J'enregistre en laboratoire avec Franck Vigroux. Comme le Studio GRRR est déjà conçu pour que je puisse instantanément réaliser tout ce qui me passe par la tête, le premier jour Franck commence par installer son matériel. À chaque projet, il cherche une nouvelle configuration pour ses instruments, ici essentiellement une platine tourne-disques et des petites machines électroniques le plus analogique possible. Il les branche ensemble comme j'avais l'habitude de connecter les modules de l'ARP2600 acquis en 1973, l'année de sa naissance ! Il échantillonne les précieux 45 tours que j'ai descendus de ma discothèque, les filtre, les distord, pour fabriquer une pâte qui devrait constituer l'orchestre improbable de ses rêves.
Ces jours-ci, je fais des cauchemars gore et je ne sais pas pourquoi. Dans la journée je suis serein, intéressé d'apprendre comment un musicien que j'apprécie s'approche des mêmes objectifs avec des outils actuels. Il retrouve à sa manière ce que Bernard fabriquait en manipulant des bandes magnétiques ou ce que je compose avec mes machines, synthés, échantillonneurs, et surtout en traitant des objets acoustiques par l'entremise de mon bardas digital, la plupart du temps en temps réel, j'insiste. Mon système me permet de réduire le temps de latence entre l'idée et l'acte. Je suis extrêmement attaché au geste instrumental, particulièrement lorsqu'autant de machines sont mises à contribution. À nos trois générations séparées chacune de vingt ans correspondent trois méthodes pour arriver à des résultats très proches, la recherche d'une pâte dramatique qui, remodelée, composera sa propre histoire, que j'espère suffisamment ouverte pour que l'auditeur puisse se l'approprier.

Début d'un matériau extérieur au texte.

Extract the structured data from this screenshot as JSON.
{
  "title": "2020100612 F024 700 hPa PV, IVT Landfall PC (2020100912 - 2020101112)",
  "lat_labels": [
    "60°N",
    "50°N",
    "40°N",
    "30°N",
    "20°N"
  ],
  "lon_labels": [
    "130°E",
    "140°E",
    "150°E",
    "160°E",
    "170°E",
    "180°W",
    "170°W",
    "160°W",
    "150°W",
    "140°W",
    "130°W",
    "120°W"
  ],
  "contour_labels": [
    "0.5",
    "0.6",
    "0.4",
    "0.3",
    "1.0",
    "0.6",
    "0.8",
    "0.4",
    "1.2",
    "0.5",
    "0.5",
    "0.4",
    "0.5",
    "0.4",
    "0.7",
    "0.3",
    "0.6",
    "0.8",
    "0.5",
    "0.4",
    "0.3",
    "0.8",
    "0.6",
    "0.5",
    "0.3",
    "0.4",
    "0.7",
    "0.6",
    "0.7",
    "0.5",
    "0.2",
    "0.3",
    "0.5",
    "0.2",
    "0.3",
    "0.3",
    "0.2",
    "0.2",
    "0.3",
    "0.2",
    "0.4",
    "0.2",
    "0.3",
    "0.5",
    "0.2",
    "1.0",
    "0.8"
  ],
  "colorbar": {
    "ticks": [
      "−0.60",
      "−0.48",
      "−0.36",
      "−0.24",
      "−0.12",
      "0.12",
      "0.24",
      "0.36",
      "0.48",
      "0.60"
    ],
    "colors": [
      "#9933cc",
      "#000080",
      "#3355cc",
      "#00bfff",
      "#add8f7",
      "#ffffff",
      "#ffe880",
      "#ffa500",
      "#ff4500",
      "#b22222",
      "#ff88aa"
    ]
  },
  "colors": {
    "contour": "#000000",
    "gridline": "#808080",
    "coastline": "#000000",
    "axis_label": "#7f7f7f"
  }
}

En fin de journée, nous avons hier rendu visite à Igor Juget, de la revue Sextant, qui a réalisé l'authoring du nouveau dvd de Franck. Igor nous pose la question du montage qui est déterminante. Qui s'y colle ? Mon camarade s'imagine mal abandonnant la phase 2 de nos compositions ! Je le comprends trop bien et lui confirme ma confiance. La confiance est l'élément essentiel de ma démarche de créateur. Je pourrais toujours lui exprimer mon opinion, mes critiques, tant qu'elles seront constructives, et réciproquement. Je ne me vois pas interdire telle ou telle manipe, car c'est de la liberté de création dont il est question, d'autant que notre investissement est partagé. À l'issue de nos quatre jours de jeu et de bidouillage, je ferai une copie de tous nos enregistrements pour que Franck les emporte dans sa Lozère et continue le travail de son côté. Du mien, je réfléchirai à comment les utiliser également. Le projet prend enfin tout son sens. Nous nous retrouverons probablement pour de nouvelles séances. Il est passionnant d'imaginer comment deux compositeurs travailleront à partir du même matériau, confrontant le résultat dans une forme de production qui reste à définir.